Un objectif national de 95% de couverture vaccinale

L'enjeu sanitaire est considérable. En France, le nombre de cas de rougeole est passé de 519 à 2 788 entre 2017 et 2018, ce qui représentait la dixième plus forte progression dans le monde, selon une étude de l'Unicef. Un repli est toutefois enregistré cette année, puisque 244 cas ont été recensés depuis le 1er janvier, contre 665 l'an dernier à la même période. "Les débuts d'épidémie ont lieu dans des foyers où très peu de personnes sont vaccinées", rappelle Christine Ortmans, qui déplore "la circulation de fausses informations" sur les vaccins.

Cette affaire a-t-elle pu faire évoluer les mentalités au sein de l'école Sainte-Anne, à Saint-Tropez ? Difficile à dire.
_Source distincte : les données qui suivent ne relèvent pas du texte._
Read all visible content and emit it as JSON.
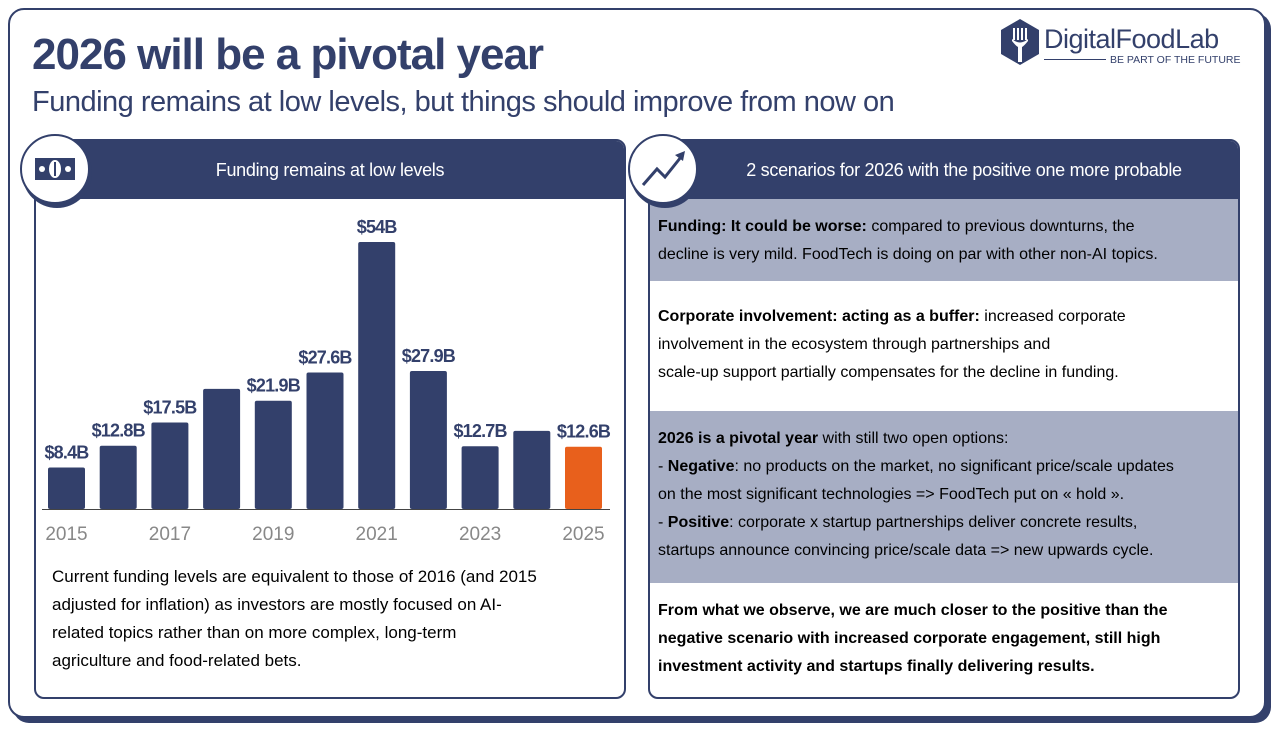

Aucune donnée n'est en effet disponible sur le nombre de vaccinations réalisées après la découverte du foyer infectieux. "Je n'ai pas eu l'impression que des parents ont changé d'avis", estime Marion Ginoux-Artigues.

Il serait pourtant possible d'éradiquer la maladie en atteignant une couverture vaccinale avec deux doses de 95%, mais la France plafonne autour de 80%. La vaccination obligatoire pourrait inverser la tendance. En 2017, soulignait l'OCDE, le taux de vaccination français des enfants âgés de 1 an était parmi les plus faibles d'Europe : 9% n'étaient pas vaccinés, contre 5% dans les pays de la zone.